Helena Cobban is the founder of Just World Books (www.justworldbooks.com). This interview was conducted by AMEU’s Executive Director John Mahoney.
You first appeared in the pages of The Link in 1985 when we carried your book on the Palestine Liberation Organization. In 2010 you founded Just World Books, a publishing firm with a strong focus on the Palestinians. What has sustained your interest over the years in that part of the world?
I’ve been involved with the Palestine Question since 1970, the year I first traveled to Lebanon and saw some of the conditions of Palestinian refugees there firsthand. My book on the P.L.O., which was published in 1984, drew together materials I had amassed during my seven years of work in Beirut, 1974-81, as a foreign correspondent for the London Sunday Times, the Christian Science Monitor, etc. Over the following years I authored three more books on the Middle East. I had grown up in England, and after I left Lebanon I came to the United States. I was severely taken aback to discover the degree to which unthinking support for Israel permeated all aspects of the popular culture here. In 1982, when the I.D.F. was besieging West Beirut, no less a figure than the anti-war icon (in the U.S. context) Jane Fonda was proud to be photographed disporting herself on an Israeli tank as it shelled West Beirut. I am happy that attitudes have been changing rapidly in the U.S. in recent years, especially among the young people.
You’ve said that your experience as a journalist has given you a newshound’s addiction to a speedy turnaround. How have you applied that addiction to book publishing?
My previous experience as an author had shown me how frustrating it can be to deal with the very long turnaround times imposed on manuscripts in the traditional book-publishing model—usually considerably more than a year. And when you’re writing about rapidly evolving current events, that can be very hard. So when I founded Just World Books I gave the company the tagline “Timely Books for Changing Times,” and promised authors a much speedier turnaround time. Right now (mid-October) we’re working with Gareth Porter on his important book “Manufactured Crisis: The Untold Story of the Iran Nuclear Scare.” We need to get this book out fast because it pulls together for the first time the story of how U.S. and Israeli officials, working together over the course of some decades, essentially fabricated and then broadly publicized this whole story about Iran having a covertly military nuclear program.

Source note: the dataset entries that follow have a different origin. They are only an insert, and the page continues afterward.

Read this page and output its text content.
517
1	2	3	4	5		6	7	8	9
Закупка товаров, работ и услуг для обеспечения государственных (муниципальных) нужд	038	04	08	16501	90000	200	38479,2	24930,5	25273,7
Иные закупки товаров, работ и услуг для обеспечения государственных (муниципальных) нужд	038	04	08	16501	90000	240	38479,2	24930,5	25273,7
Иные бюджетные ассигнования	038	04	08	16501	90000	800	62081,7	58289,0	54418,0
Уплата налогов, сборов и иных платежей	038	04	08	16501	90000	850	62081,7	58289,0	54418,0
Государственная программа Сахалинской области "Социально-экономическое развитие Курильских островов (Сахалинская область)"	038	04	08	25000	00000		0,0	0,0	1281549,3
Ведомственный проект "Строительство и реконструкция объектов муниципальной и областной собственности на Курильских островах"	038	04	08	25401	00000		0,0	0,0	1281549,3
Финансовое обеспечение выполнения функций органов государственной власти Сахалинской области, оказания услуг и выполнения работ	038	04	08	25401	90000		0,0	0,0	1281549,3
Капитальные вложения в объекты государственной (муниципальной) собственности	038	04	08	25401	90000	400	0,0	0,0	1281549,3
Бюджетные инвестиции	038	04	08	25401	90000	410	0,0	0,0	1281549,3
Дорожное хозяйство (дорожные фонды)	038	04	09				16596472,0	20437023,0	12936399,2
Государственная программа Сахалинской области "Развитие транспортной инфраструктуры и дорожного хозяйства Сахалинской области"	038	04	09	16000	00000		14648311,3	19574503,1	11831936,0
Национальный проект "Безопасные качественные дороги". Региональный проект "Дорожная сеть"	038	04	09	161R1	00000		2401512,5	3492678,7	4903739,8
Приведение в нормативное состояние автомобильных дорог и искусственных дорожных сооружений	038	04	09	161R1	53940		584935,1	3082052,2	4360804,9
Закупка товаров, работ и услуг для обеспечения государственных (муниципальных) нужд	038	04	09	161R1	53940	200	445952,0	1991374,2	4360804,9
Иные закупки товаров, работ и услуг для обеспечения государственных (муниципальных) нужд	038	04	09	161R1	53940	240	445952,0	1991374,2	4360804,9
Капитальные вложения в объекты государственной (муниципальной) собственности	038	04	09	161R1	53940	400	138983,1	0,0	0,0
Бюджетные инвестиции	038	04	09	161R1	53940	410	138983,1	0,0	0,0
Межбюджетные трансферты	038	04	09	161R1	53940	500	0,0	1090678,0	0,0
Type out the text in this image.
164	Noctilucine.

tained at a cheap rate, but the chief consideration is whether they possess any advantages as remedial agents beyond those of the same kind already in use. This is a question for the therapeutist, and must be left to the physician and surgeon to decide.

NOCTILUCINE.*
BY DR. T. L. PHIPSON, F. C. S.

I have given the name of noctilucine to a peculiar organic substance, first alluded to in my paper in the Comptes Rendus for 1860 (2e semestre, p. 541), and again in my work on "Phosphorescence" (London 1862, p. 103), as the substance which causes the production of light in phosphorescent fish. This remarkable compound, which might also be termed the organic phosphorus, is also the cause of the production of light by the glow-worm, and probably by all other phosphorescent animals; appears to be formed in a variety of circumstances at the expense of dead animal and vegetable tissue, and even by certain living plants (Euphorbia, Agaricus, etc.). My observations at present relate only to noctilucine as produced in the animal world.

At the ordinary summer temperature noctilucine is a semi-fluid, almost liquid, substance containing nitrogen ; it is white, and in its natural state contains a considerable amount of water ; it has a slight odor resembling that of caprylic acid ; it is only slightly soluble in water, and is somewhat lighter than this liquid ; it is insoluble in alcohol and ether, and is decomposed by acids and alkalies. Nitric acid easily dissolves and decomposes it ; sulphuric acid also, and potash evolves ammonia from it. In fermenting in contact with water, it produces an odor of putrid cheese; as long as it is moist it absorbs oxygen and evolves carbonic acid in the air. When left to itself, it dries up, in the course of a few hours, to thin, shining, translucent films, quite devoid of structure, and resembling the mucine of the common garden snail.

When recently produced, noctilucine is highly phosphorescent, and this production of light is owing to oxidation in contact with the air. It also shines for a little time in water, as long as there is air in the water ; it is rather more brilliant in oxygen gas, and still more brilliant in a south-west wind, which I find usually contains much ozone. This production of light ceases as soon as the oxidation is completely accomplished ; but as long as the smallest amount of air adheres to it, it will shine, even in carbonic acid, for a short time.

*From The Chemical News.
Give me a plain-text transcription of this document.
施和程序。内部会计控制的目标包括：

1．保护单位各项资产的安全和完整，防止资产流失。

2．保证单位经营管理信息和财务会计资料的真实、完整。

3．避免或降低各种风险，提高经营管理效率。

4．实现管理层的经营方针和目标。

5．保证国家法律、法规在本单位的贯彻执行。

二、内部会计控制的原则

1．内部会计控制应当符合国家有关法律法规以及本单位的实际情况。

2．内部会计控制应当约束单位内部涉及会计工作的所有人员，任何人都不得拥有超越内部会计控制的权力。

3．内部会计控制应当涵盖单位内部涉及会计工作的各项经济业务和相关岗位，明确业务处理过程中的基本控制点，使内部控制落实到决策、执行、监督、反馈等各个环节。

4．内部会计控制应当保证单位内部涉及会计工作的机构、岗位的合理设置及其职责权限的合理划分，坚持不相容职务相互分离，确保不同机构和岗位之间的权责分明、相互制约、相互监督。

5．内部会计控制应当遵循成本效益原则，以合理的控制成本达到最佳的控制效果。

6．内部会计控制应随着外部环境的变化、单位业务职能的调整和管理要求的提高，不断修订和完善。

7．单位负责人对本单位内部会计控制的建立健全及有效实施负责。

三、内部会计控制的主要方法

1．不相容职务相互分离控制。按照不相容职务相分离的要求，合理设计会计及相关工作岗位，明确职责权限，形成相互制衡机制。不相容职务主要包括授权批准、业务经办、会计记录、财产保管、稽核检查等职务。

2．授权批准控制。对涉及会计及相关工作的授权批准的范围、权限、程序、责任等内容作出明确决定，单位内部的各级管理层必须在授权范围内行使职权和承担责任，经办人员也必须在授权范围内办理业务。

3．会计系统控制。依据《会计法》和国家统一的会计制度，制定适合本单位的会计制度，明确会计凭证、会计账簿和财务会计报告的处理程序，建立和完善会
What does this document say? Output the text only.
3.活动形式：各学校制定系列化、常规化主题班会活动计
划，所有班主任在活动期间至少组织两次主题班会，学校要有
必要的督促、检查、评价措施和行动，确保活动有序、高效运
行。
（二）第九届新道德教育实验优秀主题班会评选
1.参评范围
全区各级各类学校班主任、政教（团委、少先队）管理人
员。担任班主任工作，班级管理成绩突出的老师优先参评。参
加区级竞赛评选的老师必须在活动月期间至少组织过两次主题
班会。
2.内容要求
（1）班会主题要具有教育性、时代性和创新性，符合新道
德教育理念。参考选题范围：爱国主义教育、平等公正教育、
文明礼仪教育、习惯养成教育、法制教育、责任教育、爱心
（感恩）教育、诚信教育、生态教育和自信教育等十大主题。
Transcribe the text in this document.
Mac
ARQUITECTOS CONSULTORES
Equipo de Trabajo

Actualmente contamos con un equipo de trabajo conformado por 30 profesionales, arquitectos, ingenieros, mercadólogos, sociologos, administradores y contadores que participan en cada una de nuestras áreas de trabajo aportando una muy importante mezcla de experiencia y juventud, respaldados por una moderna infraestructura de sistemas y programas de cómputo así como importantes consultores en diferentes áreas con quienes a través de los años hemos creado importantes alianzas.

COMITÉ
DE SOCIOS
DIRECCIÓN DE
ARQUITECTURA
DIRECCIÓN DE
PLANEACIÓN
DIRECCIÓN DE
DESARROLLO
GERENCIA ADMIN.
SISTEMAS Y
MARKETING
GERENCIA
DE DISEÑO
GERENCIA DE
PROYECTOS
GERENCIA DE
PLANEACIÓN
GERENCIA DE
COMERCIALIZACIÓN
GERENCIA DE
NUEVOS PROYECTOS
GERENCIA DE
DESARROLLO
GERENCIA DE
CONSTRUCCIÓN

We’re planning to have early PDFs of the book available well before Christmas and review-only print copies available shortly thereafter. That way, the book can help to inform publics worldwide (but especially here in the U.S.) about the background to what’s happening in the talks in Geneva.
Laila El-Haddad, the author of two of your books, “Gaza Mom” and “The Gaza Kitchen”, was recently featured on the season’s premier of CNN’s “Anthony Bourdain: Parts Unknown.” That had to make you feel good.
It was exciting for all of us (and for Palestine’s friends everywhere) that Laila was able to do that with Bourdain. He was courageous to devote so much of that show to his visit with Laila to various places inside Gaza. It was also a testament to Laila’s amazing communication skills and her passion for describing the situation of Gaza’s 1.6 million people to people in the west who may not want to hear what she has to say. I am proud to be her publisher.
As you noted, we’re in mid-October, at the start of the gift-giving season. Could you list other books on your web site that we haven’t mentioned that would make good gifts?
Three recommendations: Miko Peled’s “The General’s Son,” Rabbi Brant Rosen’s “Wrestling in the Daylight,” and Amb. Chas Freeman’s “America’s Misadventures in the Middle East.” Three terrific books by three terrific authors!
Have a joyous Christmas—and a busy New Year.